A médica, Dra. Teresa, entrou no quarto com passos leves. Trazia nos olhos uma tristeza que só quem já viu demasiados finais conhece. Sentou-se ao nosso lado e falou baixinho:

— Sei que é impossível pedir-vos isto, mas há três crianças em lista de espera. Se decidirem avançar, a Leonor pode ser o sol delas.

Miguel virou o rosto para a janela. Lá fora, Lisboa dormia sob uma chuva miudinha. Eu senti o peito apertar, como se alguém me tivesse roubado o ar. Queria gritar, queria fugir dali, mas não podia. Era mãe. E ser mãe é amar até quando dói.

Lembrei-me da última vez que estivemos todos juntos na casa dos meus pais, em Sintra. A Leonor corria atrás do primo Tomás, tropeçando nos próprios pés. A minha mãe ria-se e dizia:

— Esta miúda tem energia para dar e vender!

Agora, tudo parecia tão distante. O telefone tocou na mesinha de cabeceira — era a minha irmã, Mariana.

— Sofia? Como está a Leonor? — A voz dela vinha embargada.

— Não mudou… Mariana, achas que estou a fazer o certo? — perguntei, com lágrimas a escorrerem-me pelo rosto.

— Não há certo nem errado… Só há amor — respondeu ela.

Miguel voltou-se para mim, olhos vermelhos:

— Se fosse comigo… eu queria que alguém fizesse isto pela nossa filha.

A decisão foi tomada ali, entre silêncios e soluços. Assinei os papéis com mãos trémulas. Senti-me despida, como se tivesse deixado parte de mim naquele papel.

Na manhã seguinte, as enfermeiras entraram no quarto com vozes suaves:

— Bom dia, princesa Leonor…

Cantaram baixinho “Tu és o meu sol”, uma canção que eu própria lhe cantava para adormecer. Sentei-me ao lado dela e acariciei-lhe o cabelo castanho-claro.

— Mamã está aqui, meu amor…

Miguel ajoelhou-se ao nosso lado e beijou-lhe a testa gelada. O tempo parou. O mundo inteiro cabia naquele quarto.

Quando finalmente desligaram as máquinas, senti um vazio impossível de descrever. Não chorei logo. Fiquei ali sentada, a olhar para ela, esperando que respirasse de novo, que abrisse os olhos e dissesse “mamã”. Mas não aconteceu.

Os dias seguintes foram um nevoeiro denso. As pessoas vinham ter comigo no funeral e diziam coisas como “foi um anjo”, “Deus sabe o que faz”, “ela agora vive noutros meninos”. Eu sorria por fora e gritava por dentro.

Em casa, o silêncio era ensurdecedor. O quarto da Leonor ficou intacto durante meses. O Miguel atirou-se ao trabalho; eu afundei-me em recordações. A Mariana vinha todos os dias trazer sopa e abraços apertados. A minha mãe rezava baixinho no sofá.

Uma tarde, recebi uma carta do hospital. Era da mãe de uma das crianças que recebeu um órgão da Leonor.

“Querida Sofia,
Não sei como agradecer-lhe. O coração do meu filho bate graças à vossa coragem. Ele chama-se Rafael e tem quatro anos. Prometo cuidar dele por nós duas.”

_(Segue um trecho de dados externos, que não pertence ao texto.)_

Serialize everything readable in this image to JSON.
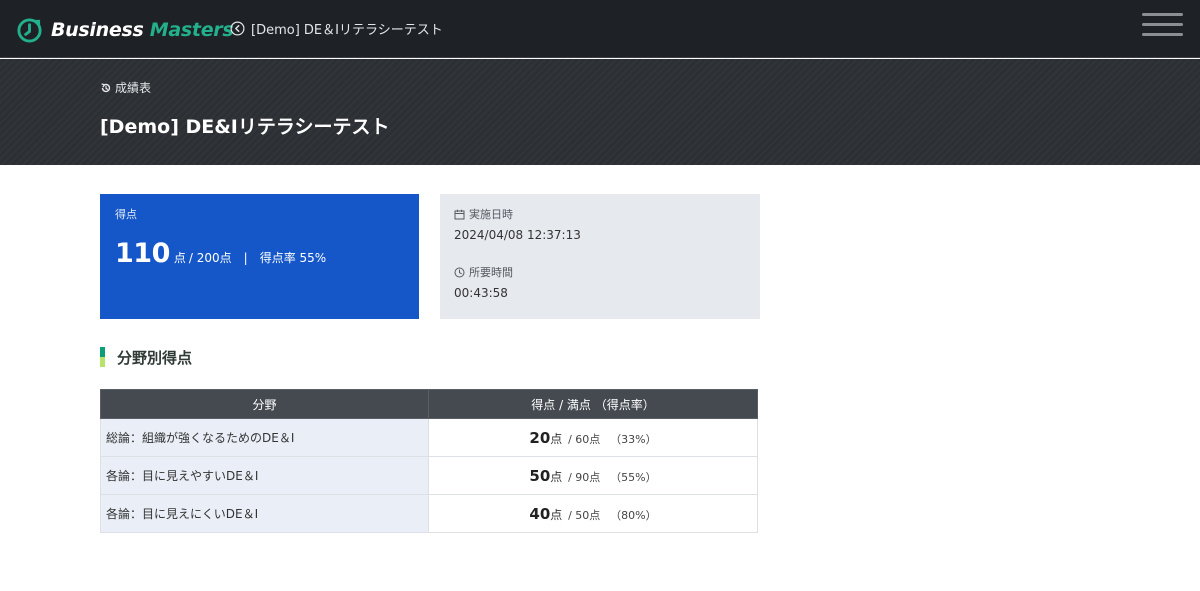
{
  "header": {
    "brand": {
      "word1": "Business",
      "word2": "Masters"
    },
    "back_label": "[Demo] DE＆Iリテラシーテスト"
  },
  "hero": {
    "breadcrumb": "成績表",
    "title": "[Demo] DE&Iリテラシーテスト"
  },
  "score_card": {
    "label": "得点",
    "score": "110",
    "unit": "点",
    "total": "/ 200点",
    "separator": "|",
    "rate": "得点率 55%"
  },
  "time_card": {
    "date_label": "実施日時",
    "date_value": "2024/04/08 12:37:13",
    "duration_label": "所要時間",
    "duration_value": "00:43:58"
  },
  "section": {
    "title": "分野別得点"
  },
  "table": {
    "headers": [
      "分野",
      "得点 / 満点 （得点率）"
    ],
    "rows": [
      {
        "field": "総論：組織が強くなるためのDE＆I",
        "score": "20",
        "unit": "点",
        "total": "/ 60点",
        "rate": "（33%）"
      },
      {
        "field": "各論：目に見えやすいDE＆I",
        "score": "50",
        "unit": "点",
        "total": "/ 90点",
        "rate": "（55%）"
      },
      {
        "field": "各論：目に見えにくいDE＆I",
        "score": "40",
        "unit": "点",
        "total": "/ 50点",
        "rate": "（80%）"
      }
    ]
  },
  "colors": {
    "nav_bg": "#1e2125",
    "hero_bg": "#2c2f33",
    "brand_accent": "#23b08c",
    "score_card_bg": "#1557c9",
    "time_card_bg": "#e6e9ee",
    "table_header_bg": "#454a51",
    "section_bar_top": "#0c9e78",
    "section_bar_bottom": "#b8e36b"
  },
  "icons": {
    "brand": "business-masters-logo-icon",
    "back": "back-arrow-circle-icon",
    "menu": "hamburger-menu-icon",
    "breadcrumb": "history-icon",
    "date": "calendar-icon",
    "duration": "clock-icon"
  }
}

Li aquela carta vezes sem conta. Chorei tudo o que não tinha chorado antes. Pela primeira vez desde aquele dia no hospital, senti um fio ténue de esperança.

O Miguel sugeriu irmos até à praia da Adraga, onde costumávamos passear com a Leonor ao domingo. Sentámo-nos na areia fria, de mãos dadas.

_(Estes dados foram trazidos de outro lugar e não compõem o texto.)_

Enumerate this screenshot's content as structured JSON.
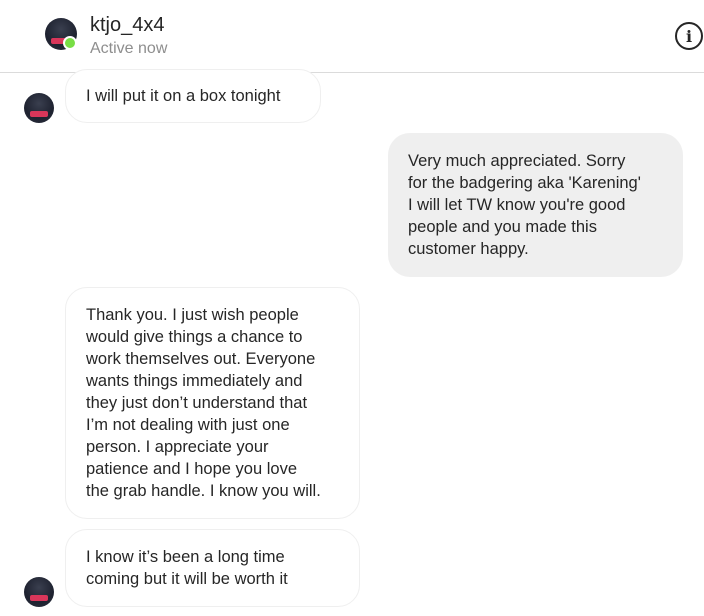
{
  "header": {
    "username": "ktjo_4x4",
    "status": "Active now",
    "info_icon": "i"
  },
  "messages": [
    {
      "direction": "incoming",
      "lines": [
        "I will put it on a box tonight"
      ]
    },
    {
      "direction": "outgoing",
      "lines": [
        "Very much appreciated. Sorry",
        "for the badgering aka 'Karening'",
        "I will let TW know you're good",
        "people and you made this",
        "customer happy."
      ]
    },
    {
      "direction": "incoming",
      "lines": [
        "Thank you. I just wish people",
        "would give things a chance to",
        "work themselves out. Everyone",
        "wants things immediately and",
        "they just don’t understand that",
        "I’m not dealing with just one",
        "person. I appreciate your",
        "patience and I hope you love",
        "the grab handle. I know you will."
      ]
    },
    {
      "direction": "incoming",
      "lines": [
        "I know it’s been a long time",
        "coming but it will be worth it"
      ]
    }
  ],
  "colors": {
    "online": "#78de45",
    "outgoing_bubble": "#efefef",
    "incoming_border": "#efefef",
    "secondary_text": "#8e8e8e"
  }
}
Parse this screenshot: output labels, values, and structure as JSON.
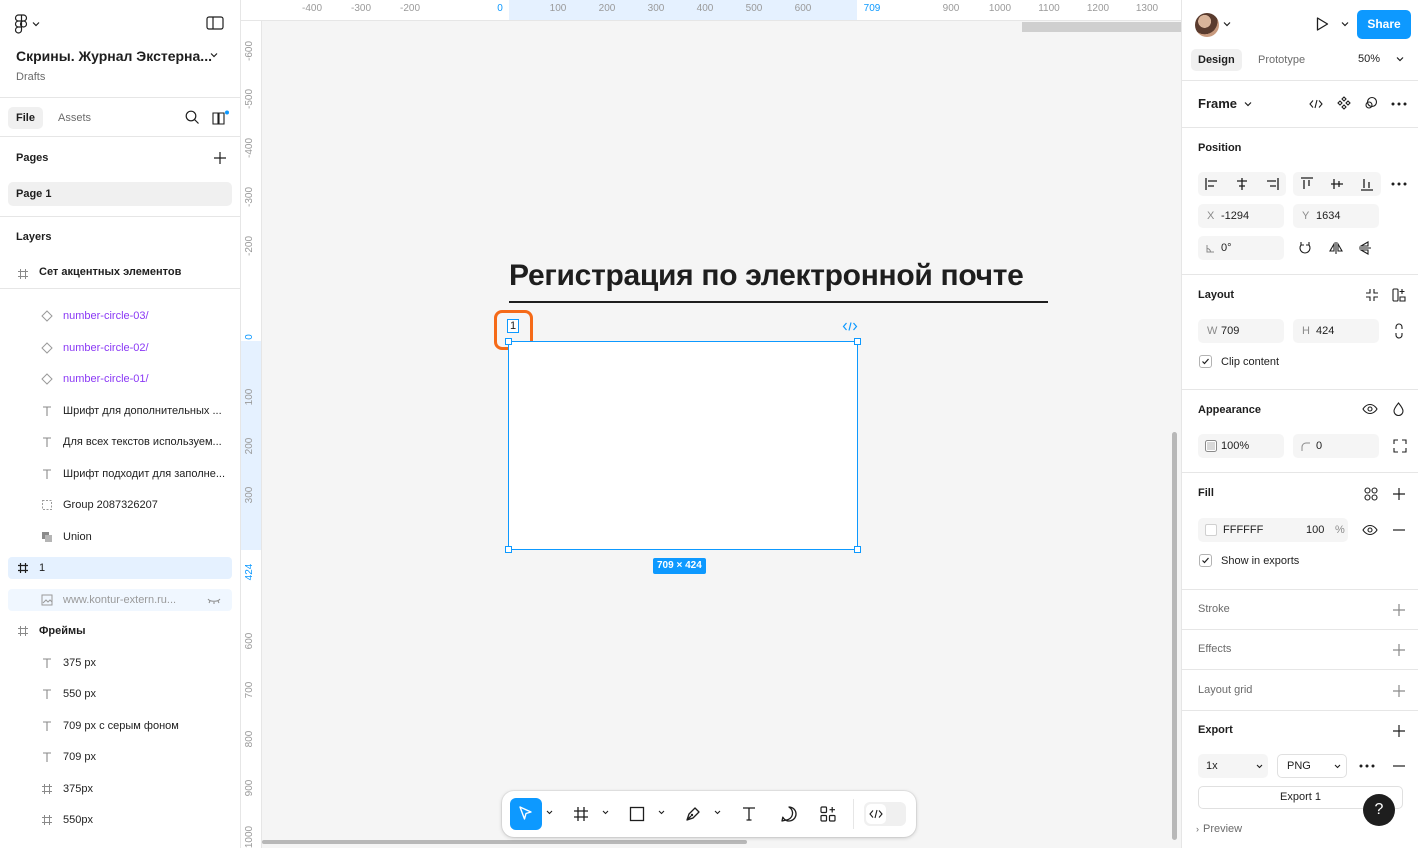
{
  "file": {
    "title": "Скрины. Журнал Экстерна...",
    "location": "Drafts"
  },
  "left_tabs": {
    "file": "File",
    "assets": "Assets"
  },
  "pages": {
    "header": "Pages",
    "items": [
      "Page 1"
    ]
  },
  "layers": {
    "header": "Layers",
    "sticky": "Сет акцентных элементов",
    "items": [
      {
        "label": "number-circle-03/",
        "icon": "component-icon",
        "kind": "comp",
        "indent": 1
      },
      {
        "label": "number-circle-02/",
        "icon": "component-icon",
        "kind": "comp",
        "indent": 1
      },
      {
        "label": "number-circle-01/",
        "icon": "component-icon",
        "kind": "comp",
        "indent": 1
      },
      {
        "label": "Шрифт для дополнительных ...",
        "icon": "text-icon",
        "kind": "",
        "indent": 1
      },
      {
        "label": "Для всех текстов используем...",
        "icon": "text-icon",
        "kind": "",
        "indent": 1
      },
      {
        "label": "Шрифт подходит для заполне...",
        "icon": "text-icon",
        "kind": "",
        "indent": 1
      },
      {
        "label": "Group 2087326207",
        "icon": "group-icon",
        "kind": "",
        "indent": 1
      },
      {
        "label": "Union",
        "icon": "union-icon",
        "kind": "",
        "indent": 1
      },
      {
        "label": "1",
        "icon": "frame-icon",
        "kind": "sel",
        "indent": 0
      },
      {
        "label": "www.kontur-extern.ru...",
        "icon": "image-icon",
        "kind": "sel-child",
        "indent": 1
      },
      {
        "label": "Фреймы",
        "icon": "frame-icon",
        "kind": "bold",
        "indent": 0
      },
      {
        "label": "375 px",
        "icon": "text-icon",
        "kind": "",
        "indent": 1
      },
      {
        "label": "550 px",
        "icon": "text-icon",
        "kind": "",
        "indent": 1
      },
      {
        "label": "709 px с серым фоном",
        "icon": "text-icon",
        "kind": "",
        "indent": 1
      },
      {
        "label": "709 px",
        "icon": "text-icon",
        "kind": "",
        "indent": 1
      },
      {
        "label": "375px",
        "icon": "frame-icon",
        "kind": "",
        "indent": 1
      },
      {
        "label": "550px",
        "icon": "frame-icon",
        "kind": "",
        "indent": 1
      }
    ]
  },
  "ruler_top": {
    "ticks": [
      "-400",
      "-300",
      "-200",
      "0",
      "100",
      "200",
      "300",
      "400",
      "500",
      "600",
      "709",
      "900",
      "1000",
      "1100",
      "1200",
      "1300"
    ]
  },
  "ruler_left": {
    "ticks": [
      "-600",
      "-500",
      "-400",
      "-300",
      "-200",
      "0",
      "100",
      "200",
      "300",
      "424",
      "600",
      "700",
      "800",
      "900",
      "1000"
    ]
  },
  "canvas": {
    "heading": "Регистрация по электронной почте",
    "frame_name": "1",
    "dimensions": "709 × 424"
  },
  "right": {
    "share": "Share",
    "tabs": {
      "design": "Design",
      "prototype": "Prototype"
    },
    "zoom": "50%",
    "selection_type": "Frame",
    "position": {
      "header": "Position",
      "x_label": "X",
      "x": "-1294",
      "y_label": "Y",
      "y": "1634",
      "rotation": "0°"
    },
    "layout": {
      "header": "Layout",
      "w_label": "W",
      "w": "709",
      "h_label": "H",
      "h": "424",
      "clip_content": "Clip content"
    },
    "appearance": {
      "header": "Appearance",
      "opacity": "100%",
      "radius": "0"
    },
    "fill": {
      "header": "Fill",
      "hex": "FFFFFF",
      "opacity": "100",
      "percent": "%",
      "show_in_exports": "Show in exports"
    },
    "stroke": "Stroke",
    "effects": "Effects",
    "layout_grid": "Layout grid",
    "export": {
      "header": "Export",
      "scale": "1x",
      "format": "PNG",
      "button": "Export 1",
      "preview": "Preview"
    },
    "help": "?"
  },
  "colors": {
    "accent": "#0d99ff",
    "highlight": "#f56a18",
    "component": "#8a38f5"
  }
}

— Achas que algum dia isto vai deixar de doer? — perguntei-lhe.

Ele olhou para mim com ternura:

— Não sei… Mas talvez aprendamos a viver com a saudade.

Os meses passaram devagar. Comecei a fazer voluntariado na ala pediátrica do hospital. Conheci outras mães como eu — mães partidas por dentro mas cheias de amor para dar.

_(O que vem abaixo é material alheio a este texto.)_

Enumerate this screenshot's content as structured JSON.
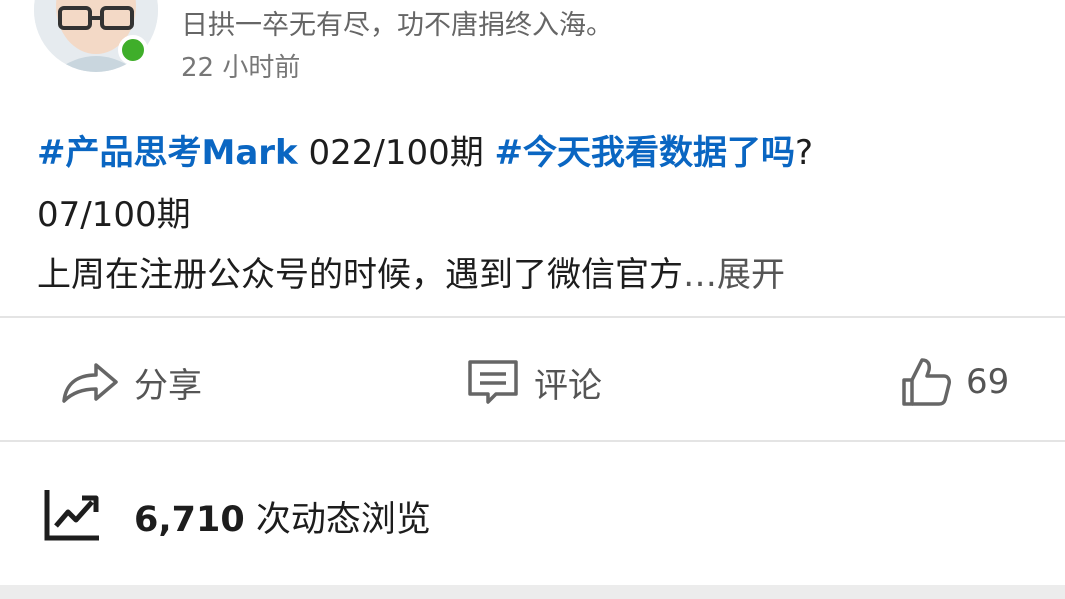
{
  "author": {
    "headline": "日拱一卒无有尽，功不唐捐终入海。",
    "time": "22 小时前"
  },
  "post": {
    "tag1": "#产品思考Mark",
    "text1": " 022/100期 ",
    "tag2": "#今天我看数据了吗",
    "text1_end": "?",
    "line2": "07/100期",
    "line3": "上周在注册公众号的时候，遇到了微信官方",
    "expand": "…展开"
  },
  "actions": {
    "share": "分享",
    "comment": "评论",
    "like_count": "69"
  },
  "views": {
    "count": "6,710",
    "label": " 次动态浏览"
  },
  "colors": {
    "hashtag": "#0a66c2",
    "online": "#3fae2a"
  },
  "icons": [
    "avatar",
    "online-status-icon",
    "share-icon",
    "comment-icon",
    "like-icon",
    "analytics-trend-icon"
  ]
}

Um dia, vi uma menina loira a correr pelo corredor com um urso de peluche igual ao da Leonor. Sorri-lhe e ela sorriu de volta. Senti que a Leonor estava ali comigo, em cada gargalhada infantil, em cada raio de sol que entrava pela janela.

Hoje olho para trás e percebo que sobrevivi ao impensável. Que fui capaz de transformar dor em esperança para outras famílias. Que amar é também saber deixar partir.

Às vezes pergunto-me: quantas vidas cabem dentro da nossa dor? E será possível encontrar luz mesmo nos dias mais escuros?